杭州日报讯 今年3月28日,杭州越剧院赴温岭山下金村演出,一演五天。我跟着下乡,也对“戏曲进乡村”有了新的理解。
十部经典大戏——《红楼梦》《梁山伯与祝英台》《荆钗记》《五女拜寿》《一缕麻》……所有剧目全部由村民自选,每天18万元戏金,全部由村民自筹。
这组数字让我沉思良久。
90万元的戏金,对于一个小村庄而言绝非小数,但村民们自愿筹集,无一家拒绝。
演出首日,不足3000人的村子涌进近10万人次。有福建戏迷专程包了大巴,载着20多人赶来。戏台搭在村里的羽毛球场上,4000个座位场场坐满。场外摆出271个美食摊位,麦鼓头、泡虾、青草糊……仅市集一项,单日便带动超百万元消费。
越剧在浙江乡间的生命力,远比我们在城市里感受到的要旺盛——不仅体现在观众的数量和消费额上,更体现在村民主动“点戏”、主动筹款、自主搭台的组织能力上。
有一种论调,认为农村观众“看不懂”,越剧下乡不过是“凑个热闹”。我在山下金村待了一天,这种看法被彻底击碎了。
《红楼梦》宝玉哭灵的那一场戏,观众的情绪完全跟着剧情走。一位大伯眼眶通红,手掌也拍得通红。散场后他不肯离去,坐在原位安静地拆开一包点心,慢慢吃着,等待下一场戏开锣。

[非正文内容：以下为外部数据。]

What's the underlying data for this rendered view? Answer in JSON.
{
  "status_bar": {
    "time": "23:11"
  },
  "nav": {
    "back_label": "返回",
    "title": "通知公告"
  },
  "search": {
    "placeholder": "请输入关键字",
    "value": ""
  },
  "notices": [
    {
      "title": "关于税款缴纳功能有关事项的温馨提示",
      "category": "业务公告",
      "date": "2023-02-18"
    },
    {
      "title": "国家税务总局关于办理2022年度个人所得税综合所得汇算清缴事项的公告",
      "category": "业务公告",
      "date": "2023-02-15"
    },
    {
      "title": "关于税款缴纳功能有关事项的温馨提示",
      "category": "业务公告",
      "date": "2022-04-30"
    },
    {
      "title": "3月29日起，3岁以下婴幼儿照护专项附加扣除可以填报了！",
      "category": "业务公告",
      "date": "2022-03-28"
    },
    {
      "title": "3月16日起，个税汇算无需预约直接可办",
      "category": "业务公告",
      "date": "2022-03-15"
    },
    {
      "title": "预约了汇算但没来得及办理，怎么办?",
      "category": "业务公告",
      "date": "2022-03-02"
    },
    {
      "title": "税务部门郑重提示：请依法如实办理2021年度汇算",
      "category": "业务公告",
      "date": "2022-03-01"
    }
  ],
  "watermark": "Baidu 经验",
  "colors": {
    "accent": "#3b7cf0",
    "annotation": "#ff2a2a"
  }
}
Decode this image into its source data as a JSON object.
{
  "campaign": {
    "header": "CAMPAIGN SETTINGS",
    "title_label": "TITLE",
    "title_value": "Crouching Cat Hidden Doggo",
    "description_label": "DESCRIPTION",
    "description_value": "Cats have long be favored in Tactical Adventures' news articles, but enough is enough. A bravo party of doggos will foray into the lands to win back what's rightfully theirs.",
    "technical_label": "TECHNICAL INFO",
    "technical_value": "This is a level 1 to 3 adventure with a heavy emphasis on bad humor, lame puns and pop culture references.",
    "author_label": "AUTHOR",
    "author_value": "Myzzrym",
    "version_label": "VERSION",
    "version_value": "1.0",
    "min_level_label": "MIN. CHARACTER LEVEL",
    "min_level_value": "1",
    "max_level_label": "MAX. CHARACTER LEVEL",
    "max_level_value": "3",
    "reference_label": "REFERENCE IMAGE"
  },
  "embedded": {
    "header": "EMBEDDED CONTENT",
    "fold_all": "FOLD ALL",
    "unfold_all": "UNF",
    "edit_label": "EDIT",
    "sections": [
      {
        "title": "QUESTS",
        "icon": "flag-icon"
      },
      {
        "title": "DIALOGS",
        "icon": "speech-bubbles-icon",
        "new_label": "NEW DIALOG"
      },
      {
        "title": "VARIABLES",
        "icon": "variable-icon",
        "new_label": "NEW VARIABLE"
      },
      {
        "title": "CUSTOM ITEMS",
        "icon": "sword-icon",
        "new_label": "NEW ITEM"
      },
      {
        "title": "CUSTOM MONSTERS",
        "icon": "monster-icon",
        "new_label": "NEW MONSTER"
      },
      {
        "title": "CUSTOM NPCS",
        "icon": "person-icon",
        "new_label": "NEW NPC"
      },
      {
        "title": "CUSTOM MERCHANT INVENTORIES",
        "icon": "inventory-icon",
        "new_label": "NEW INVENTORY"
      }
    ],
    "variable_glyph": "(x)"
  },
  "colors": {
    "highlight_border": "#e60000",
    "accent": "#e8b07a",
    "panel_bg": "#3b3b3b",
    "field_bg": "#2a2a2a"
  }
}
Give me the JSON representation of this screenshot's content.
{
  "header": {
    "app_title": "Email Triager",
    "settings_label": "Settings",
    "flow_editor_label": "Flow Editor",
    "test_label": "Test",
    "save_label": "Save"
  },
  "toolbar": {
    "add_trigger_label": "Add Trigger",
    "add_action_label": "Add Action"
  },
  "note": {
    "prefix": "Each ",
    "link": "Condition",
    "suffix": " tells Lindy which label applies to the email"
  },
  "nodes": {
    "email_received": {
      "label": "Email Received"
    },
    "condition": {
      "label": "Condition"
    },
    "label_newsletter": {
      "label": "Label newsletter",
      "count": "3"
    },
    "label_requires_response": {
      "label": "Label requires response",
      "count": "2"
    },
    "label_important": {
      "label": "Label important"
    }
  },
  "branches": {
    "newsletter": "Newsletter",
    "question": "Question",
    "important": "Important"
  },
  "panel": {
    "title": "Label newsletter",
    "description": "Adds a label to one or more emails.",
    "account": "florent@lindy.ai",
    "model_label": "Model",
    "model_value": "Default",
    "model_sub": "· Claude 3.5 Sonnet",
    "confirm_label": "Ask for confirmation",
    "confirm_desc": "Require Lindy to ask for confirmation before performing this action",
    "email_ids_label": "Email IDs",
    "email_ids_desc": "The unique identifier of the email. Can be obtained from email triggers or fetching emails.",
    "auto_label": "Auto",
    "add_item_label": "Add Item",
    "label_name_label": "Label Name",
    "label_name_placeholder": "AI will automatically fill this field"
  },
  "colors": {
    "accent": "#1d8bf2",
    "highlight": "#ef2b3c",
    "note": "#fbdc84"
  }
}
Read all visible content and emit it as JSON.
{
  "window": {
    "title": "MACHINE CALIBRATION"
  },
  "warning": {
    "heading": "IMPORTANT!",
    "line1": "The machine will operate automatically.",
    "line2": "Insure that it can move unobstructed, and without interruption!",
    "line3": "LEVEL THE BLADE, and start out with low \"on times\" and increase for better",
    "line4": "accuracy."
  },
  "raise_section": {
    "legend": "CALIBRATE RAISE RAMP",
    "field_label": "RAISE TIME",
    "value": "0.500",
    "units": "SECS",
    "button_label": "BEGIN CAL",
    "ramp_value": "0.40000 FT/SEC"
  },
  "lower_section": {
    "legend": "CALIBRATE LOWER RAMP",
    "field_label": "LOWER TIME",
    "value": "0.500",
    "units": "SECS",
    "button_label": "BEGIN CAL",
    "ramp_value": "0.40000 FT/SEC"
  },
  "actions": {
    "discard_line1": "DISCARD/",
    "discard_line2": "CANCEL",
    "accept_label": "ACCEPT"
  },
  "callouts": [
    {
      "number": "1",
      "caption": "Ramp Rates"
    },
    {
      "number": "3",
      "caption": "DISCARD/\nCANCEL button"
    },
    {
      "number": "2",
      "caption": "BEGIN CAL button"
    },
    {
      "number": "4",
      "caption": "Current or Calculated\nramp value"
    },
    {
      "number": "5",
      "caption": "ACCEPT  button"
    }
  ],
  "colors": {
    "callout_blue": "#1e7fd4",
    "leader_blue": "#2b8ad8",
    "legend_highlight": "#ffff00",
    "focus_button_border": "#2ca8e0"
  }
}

这种“看懂”,不是学术层面的分析,而是情感层面的共振——他们知道什么时候会哭,什么时候要鼓掌,什么时候该屏住呼吸。
学生时代,我曾读到梅兰芳的故事:他到工厂、煤矿、抗美援朝战场演出,每一次都毕恭毕敬、全力以赴,把基层演出当作对自己艺术的检阅。
此时看来,这份梨园传统,被杭州越剧院的演员们传承了。
三位“梁山伯”同台——陈雪萍是第24届中国戏剧梅花奖得主,项李亚获得了越美中华金艺奖,金玉皎则获越美中华佳艺奖。杭州越剧院负责人说了一句话:“无论是国家大剧院还是村里戏台,演员都全力以赴。”
在后台边直播边吃饭的演员,散场后久久不愿离去的戏迷,坐在简陋长椅上、身着黑色天鹅绒西装的观众——他们共同构成了一种意境:越剧的浙江气质,就在人间烟火之间。
越剧诞生120年,从嵊州的田埂唱到上海的剧场,再唱回浙江的乡间。它的生命力,在台下那4000个坐得满满当当的座位上,在村民自筹的每一分戏金里,在演员汗湿的后背与观众红了的眼眶里。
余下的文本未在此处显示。